Hi @fbeghini, @franzosa !!!
I am getting 67.78% unaligned reads with HUMAnN 3.0 after nucleotide search tier. After the translated search (against uniref90_ec_filtered database) it reduced to 63.05%.
Is it very high amount and unlikely? If yes, what should I do?
What is a normal range of unaligned reads for this step?
What environment are your reads from?
I am working with gut metagenome.
That is a bit high for the gut in my experience. On a recent analysis of some gut metagenomes with HUMAnN 3 I saw ~55-75% of reads mapping to pangenomes (25-45% unmapped; IQRs).
What sequencing depth are you working with? If it’s particularly low it’s possible that many genes are failing to reach the 50% minimum coverage threshold and so their reads are treated as unmapped.
My files are of different size. Some are around 2 Gb and some like 4Gb around. Should I use files with same sequencing depth. Should I rarefy/normalize them before HUMAnN run? If yes, how to do that?
No need to rarefy. We tend to exclude files with very low sequencing depths (where something appears to have gone wrong, e.g. <1M reads) but otherwise you should be OK with variable depths (downstream normalization will correct for this).
Hello, I’d like to re-open this thread because I have similarly high unmapped rates (73% unmapped after translated alignment) from mouse gut metatranscriptome data (2 x 75 bp) and am not sure how best to troubleshoot. I had poor mapping at the nucleotide alignment step (95% unaligned), so I tried loosening the nt coverage threshold to 0 and nt percent identity to 0.8, but the overall improvement was marginal (1% lower unmapped). I will try relaxing the thresholds at the translated stage, since this is where most of my reads are mapping anyway, but would love to get input as that is running. Is it typical to have the nucleotide alignment so low (just 5%)? Any other ideas to improve mapping?
For context, I used kneaddata to trim adapters and remove contaminants (rRNA, mouse) and then provided the clean, concatenated fastq file (~10GB) to humann3 with default parameters.

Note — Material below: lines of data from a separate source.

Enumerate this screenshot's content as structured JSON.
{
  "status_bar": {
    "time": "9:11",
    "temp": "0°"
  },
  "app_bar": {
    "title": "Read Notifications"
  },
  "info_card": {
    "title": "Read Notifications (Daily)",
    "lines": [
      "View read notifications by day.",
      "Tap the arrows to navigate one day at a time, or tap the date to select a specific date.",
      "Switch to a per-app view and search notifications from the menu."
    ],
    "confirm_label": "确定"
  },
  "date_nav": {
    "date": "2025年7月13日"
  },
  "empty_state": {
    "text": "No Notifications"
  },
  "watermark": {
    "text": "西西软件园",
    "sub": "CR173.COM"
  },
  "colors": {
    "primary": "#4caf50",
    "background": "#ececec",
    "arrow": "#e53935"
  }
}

When I look into the final unaligned file and blast a few reads, I get mapping to:
- genome not in chocophlan database (I suppose I can add a custom genome for coding regions, but this read also has good homology with M. intestinale which is present in the ref database)

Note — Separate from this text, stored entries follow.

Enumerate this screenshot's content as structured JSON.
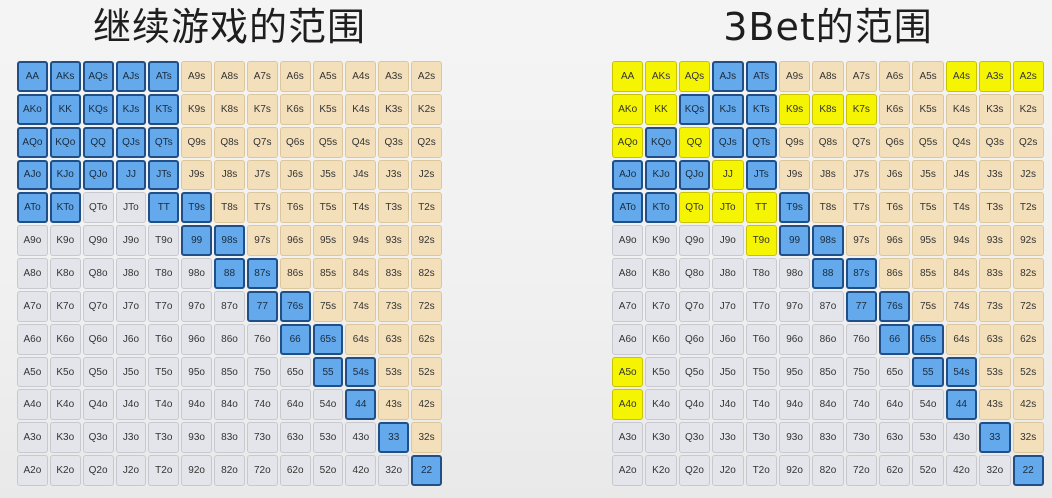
{
  "left": {
    "title": "继续游戏的范围",
    "rows": [
      [
        "AA",
        "AKs",
        "AQs",
        "AJs",
        "ATs",
        "A9s",
        "A8s",
        "A7s",
        "A6s",
        "A5s",
        "A4s",
        "A3s",
        "A2s"
      ],
      [
        "AKo",
        "KK",
        "KQs",
        "KJs",
        "KTs",
        "K9s",
        "K8s",
        "K7s",
        "K6s",
        "K5s",
        "K4s",
        "K3s",
        "K2s"
      ],
      [
        "AQo",
        "KQo",
        "QQ",
        "QJs",
        "QTs",
        "Q9s",
        "Q8s",
        "Q7s",
        "Q6s",
        "Q5s",
        "Q4s",
        "Q3s",
        "Q2s"
      ],
      [
        "AJo",
        "KJo",
        "QJo",
        "JJ",
        "JTs",
        "J9s",
        "J8s",
        "J7s",
        "J6s",
        "J5s",
        "J4s",
        "J3s",
        "J2s"
      ],
      [
        "ATo",
        "KTo",
        "QTo",
        "JTo",
        "TT",
        "T9s",
        "T8s",
        "T7s",
        "T6s",
        "T5s",
        "T4s",
        "T3s",
        "T2s"
      ],
      [
        "A9o",
        "K9o",
        "Q9o",
        "J9o",
        "T9o",
        "99",
        "98s",
        "97s",
        "96s",
        "95s",
        "94s",
        "93s",
        "92s"
      ],
      [
        "A8o",
        "K8o",
        "Q8o",
        "J8o",
        "T8o",
        "98o",
        "88",
        "87s",
        "86s",
        "85s",
        "84s",
        "83s",
        "82s"
      ],
      [
        "A7o",
        "K7o",
        "Q7o",
        "J7o",
        "T7o",
        "97o",
        "87o",
        "77",
        "76s",
        "75s",
        "74s",
        "73s",
        "72s"
      ],
      [
        "A6o",
        "K6o",
        "Q6o",
        "J6o",
        "T6o",
        "96o",
        "86o",
        "76o",
        "66",
        "65s",
        "64s",
        "63s",
        "62s"
      ],
      [
        "A5o",
        "K5o",
        "Q5o",
        "J5o",
        "T5o",
        "95o",
        "85o",
        "75o",
        "65o",
        "55",
        "54s",
        "53s",
        "52s"
      ],
      [
        "A4o",
        "K4o",
        "Q4o",
        "J4o",
        "T4o",
        "94o",
        "84o",
        "74o",
        "64o",
        "54o",
        "44",
        "43s",
        "42s"
      ],
      [
        "A3o",
        "K3o",
        "Q3o",
        "J3o",
        "T3o",
        "93o",
        "83o",
        "73o",
        "63o",
        "53o",
        "43o",
        "33",
        "32s"
      ],
      [
        "A2o",
        "K2o",
        "Q2o",
        "J2o",
        "T2o",
        "92o",
        "82o",
        "72o",
        "62o",
        "52o",
        "42o",
        "32o",
        "22"
      ]
    ],
    "highlights": [
      "AA",
      "AKs",
      "AQs",
      "AJs",
      "ATs",
      "AKo",
      "KK",
      "KQs",
      "KJs",
      "KTs",
      "AQo",
      "KQo",
      "QQ",
      "QJs",
      "QTs",
      "AJo",
      "KJo",
      "QJo",
      "JJ",
      "JTs",
      "ATo",
      "KTo",
      "TT",
      "T9s",
      "99",
      "98s",
      "88",
      "87s",
      "77",
      "76s",
      "66",
      "65s",
      "55",
      "54s",
      "44",
      "33",
      "22"
    ]
  },
  "right": {
    "title": "3Bet的范围",
    "rows": [
      [
        "AA",
        "AKs",
        "AQs",
        "AJs",
        "ATs",
        "A9s",
        "A8s",
        "A7s",
        "A6s",
        "A5s",
        "A4s",
        "A3s",
        "A2s"
      ],
      [
        "AKo",
        "KK",
        "KQs",
        "KJs",
        "KTs",
        "K9s",
        "K8s",
        "K7s",
        "K6s",
        "K5s",
        "K4s",
        "K3s",
        "K2s"
      ],
      [
        "AQo",
        "KQo",
        "QQ",
        "QJs",
        "QTs",
        "Q9s",
        "Q8s",
        "Q7s",
        "Q6s",
        "Q5s",
        "Q4s",
        "Q3s",
        "Q2s"
      ],
      [
        "AJo",
        "KJo",
        "QJo",
        "JJ",
        "JTs",
        "J9s",
        "J8s",
        "J7s",
        "J6s",
        "J5s",
        "J4s",
        "J3s",
        "J2s"
      ],
      [
        "ATo",
        "KTo",
        "QTo",
        "JTo",
        "TT",
        "T9s",
        "T8s",
        "T7s",
        "T6s",
        "T5s",
        "T4s",
        "T3s",
        "T2s"
      ],
      [
        "A9o",
        "K9o",
        "Q9o",
        "J9o",
        "T9o",
        "99",
        "98s",
        "97s",
        "96s",
        "95s",
        "94s",
        "93s",
        "92s"
      ],
      [
        "A8o",
        "K8o",
        "Q8o",
        "J8o",
        "T8o",
        "98o",
        "88",
        "87s",
        "86s",
        "85s",
        "84s",
        "83s",
        "82s"
      ],
      [
        "A7o",
        "K7o",
        "Q7o",
        "J7o",
        "T7o",
        "97o",
        "87o",
        "77",
        "76s",
        "75s",
        "74s",
        "73s",
        "72s"
      ],
      [
        "A6o",
        "K6o",
        "Q6o",
        "J6o",
        "T6o",
        "96o",
        "86o",
        "76o",
        "66",
        "65s",
        "64s",
        "63s",
        "62s"
      ],
      [
        "A5o",
        "K5o",
        "Q5o",
        "J5o",
        "T5o",
        "95o",
        "85o",
        "75o",
        "65o",
        "55",
        "54s",
        "53s",
        "52s"
      ],
      [
        "A4o",
        "K4o",
        "Q4o",
        "J4o",
        "T4o",
        "94o",
        "84o",
        "74o",
        "64o",
        "54o",
        "44",
        "43s",
        "42s"
      ],
      [
        "A3o",
        "K3o",
        "Q3o",
        "J3o",
        "T3o",
        "93o",
        "83o",
        "73o",
        "63o",
        "53o",
        "43o",
        "33",
        "32s"
      ],
      [
        "A2o",
        "K2o",
        "Q2o",
        "J2o",
        "T2o",
        "92o",
        "82o",
        "72o",
        "62o",
        "52o",
        "42o",
        "32o",
        "22"
      ]
    ],
    "blue": [
      "AJs",
      "ATs",
      "KQs",
      "KJs",
      "KTs",
      "KQo",
      "QJs",
      "QTs",
      "AJo",
      "KJo",
      "QJo",
      "JTs",
      "ATo",
      "KTo",
      "T9s",
      "99",
      "98s",
      "88",
      "87s",
      "77",
      "76s",
      "66",
      "65s",
      "55",
      "54s",
      "44",
      "33",
      "22"
    ],
    "yellow": [
      "AA",
      "AKs",
      "AQs",
      "A4s",
      "A3s",
      "A2s",
      "AKo",
      "KK",
      "K9s",
      "K8s",
      "K7s",
      "AQo",
      "QQ",
      "JJ",
      "QTo",
      "JTo",
      "TT",
      "T9o",
      "A5o",
      "A4o"
    ]
  },
  "colors": {
    "highlight_blue": "#63a9ec",
    "highlight_yellow": "#f4f403",
    "suited": "#f3dfba",
    "offsuit": "#e4e5ea"
  }
}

Muribaculum gordoncarteri: CCTTGGTTTCGCGTCCACCCCCGCCGACTGTGGCGCCTTGTTCAGACTCGCTTTCGCTTCGGCTCCGTGCGTCCTC
- genome in reference database meeting threshold (not sure why this failed?):
- genome in reference database but below threshold:
Roseburia hominis: CGTACGGGTATGCTATGAACAATAGCGGCTTTTCTCGGTACATGGCATGCATGCTTCGCTACTATAAGTT
- nothing with sig similarity (>50% of reads ← why so many?)

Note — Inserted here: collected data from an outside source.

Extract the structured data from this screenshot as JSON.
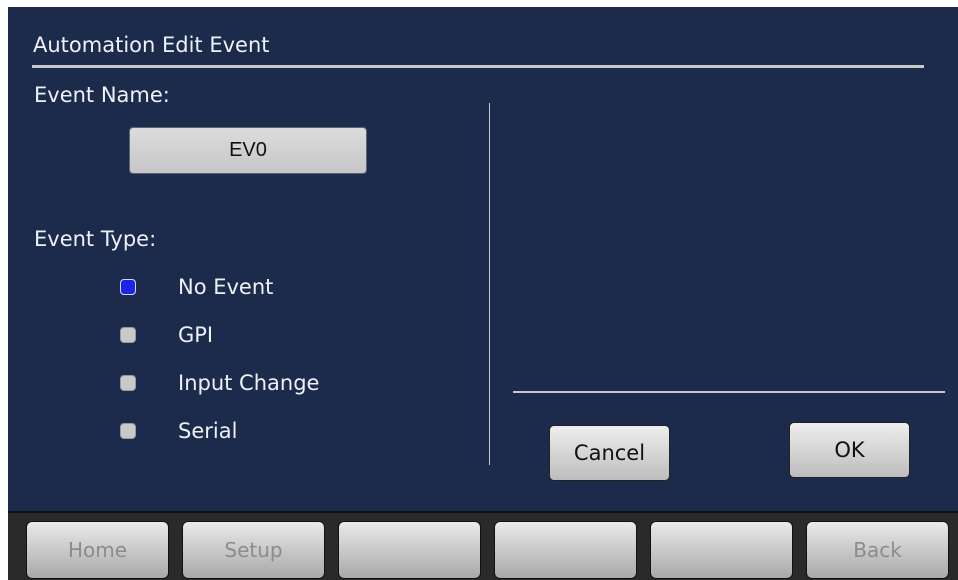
{
  "dialog": {
    "title": "Automation Edit Event",
    "event_name_label": "Event Name:",
    "event_name_value": "EV0",
    "event_type_label": "Event Type:",
    "event_types": [
      {
        "label": "No Event",
        "selected": true
      },
      {
        "label": "GPI",
        "selected": false
      },
      {
        "label": "Input Change",
        "selected": false
      },
      {
        "label": "Serial",
        "selected": false
      }
    ],
    "cancel_label": "Cancel",
    "ok_label": "OK"
  },
  "bottom_nav": {
    "buttons": [
      {
        "label": "Home",
        "enabled": false
      },
      {
        "label": "Setup",
        "enabled": false
      },
      {
        "label": "",
        "enabled": false
      },
      {
        "label": "",
        "enabled": false
      },
      {
        "label": "",
        "enabled": false
      },
      {
        "label": "Back",
        "enabled": false
      }
    ]
  },
  "colors": {
    "background": "#1c2b4c",
    "selected_radio": "#1f22e8",
    "unselected_radio": "#c9c9c9",
    "text": "#eef1f6"
  }
}
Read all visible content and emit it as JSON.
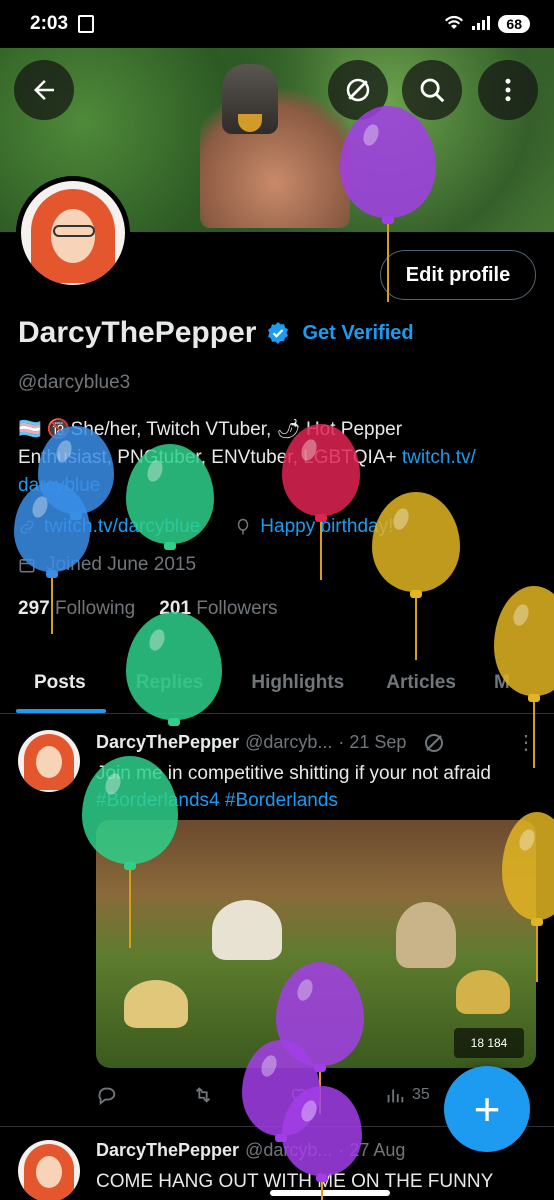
{
  "status_bar": {
    "time": "2:03",
    "battery": "68"
  },
  "profile": {
    "display_name": "DarcyThePepper",
    "get_verified": "Get Verified",
    "handle": "@darcyblue3",
    "edit_profile": "Edit profile",
    "bio_line1": "🏳️‍⚧️ 🔞She/her, Twitch VTuber, 🌶 Hot Pepper",
    "bio_line2_a": "Enthusiast, PNGtuber, ENVtuber, LGBTQIA+ ",
    "bio_link": "twitch.tv/",
    "bio_line3": "darcyblue",
    "website": "twitch.tv/darcyblue",
    "birthday": "Happy birthday!",
    "joined": "Joined June 2015",
    "following_count": "297",
    "following_label": "Following",
    "followers_count": "201",
    "followers_label": "Followers"
  },
  "tabs": [
    {
      "label": "Posts",
      "active": true
    },
    {
      "label": "Replies",
      "active": false
    },
    {
      "label": "Highlights",
      "active": false
    },
    {
      "label": "Articles",
      "active": false
    },
    {
      "label": "M",
      "active": false
    }
  ],
  "posts": [
    {
      "name": "DarcyThePepper",
      "handle": "@darcyb...",
      "date": "· 21 Sep",
      "text": "Join me in competitive  shitting if your not afraid ",
      "tag1": "#Borderlands4",
      "tag2": "#Borderlands",
      "views": "35",
      "hud": "18  184"
    },
    {
      "name": "DarcyThePepper",
      "handle": "@darcyb...",
      "date": "· 27 Aug",
      "text": "COME HANG OUT WITH ME ON THE FUNNY"
    }
  ],
  "icons": {
    "back": "back-arrow-icon",
    "grok": "grok-icon",
    "search": "search-icon",
    "more": "more-vertical-icon",
    "verified": "verified-badge-icon",
    "link": "link-icon",
    "balloon": "balloon-icon",
    "calendar": "calendar-icon",
    "reply": "reply-icon",
    "repost": "repost-icon",
    "like": "heart-icon",
    "views": "views-icon",
    "compose": "plus-icon"
  },
  "colors": {
    "accent": "#1d9bf0",
    "background": "#000000",
    "muted": "#71767b",
    "text": "#e7e9ea"
  }
}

I would hope to recover more of the reads belonging to the first two categories and understand why so many reads are falling into the last category.
I’ve uploaded the log file and an abbreviated version of the unaligned reads here:
Thanks in advance for your suggestions!
Just wanted to followup on this post as (after messing around to high-heaven with the metaphlan/bowtie options) I think I’ve uncovered the culprit… I added the parameter “–add viruses” to the metaphlan options and saw that 80% of my reads are mapping to a murine astrovirus (!). In the end then, I guess I can proceed knowing I have comfortably mapped most of the bacterial transcripts… the consequence of the viral RNA in these samples is a bit outside of my scope of expertise, but super interesting and in a way satisfying to see because actually it makes some sense. I have previously run this pipeline with samples from gnotobiotic mice processed the same way and had 10% unmapped… so in the end I have the same unmapping rate for these SPF samples if I ignore the viral RNA.
Hope this post might help others in a similar position of high unaligned reads!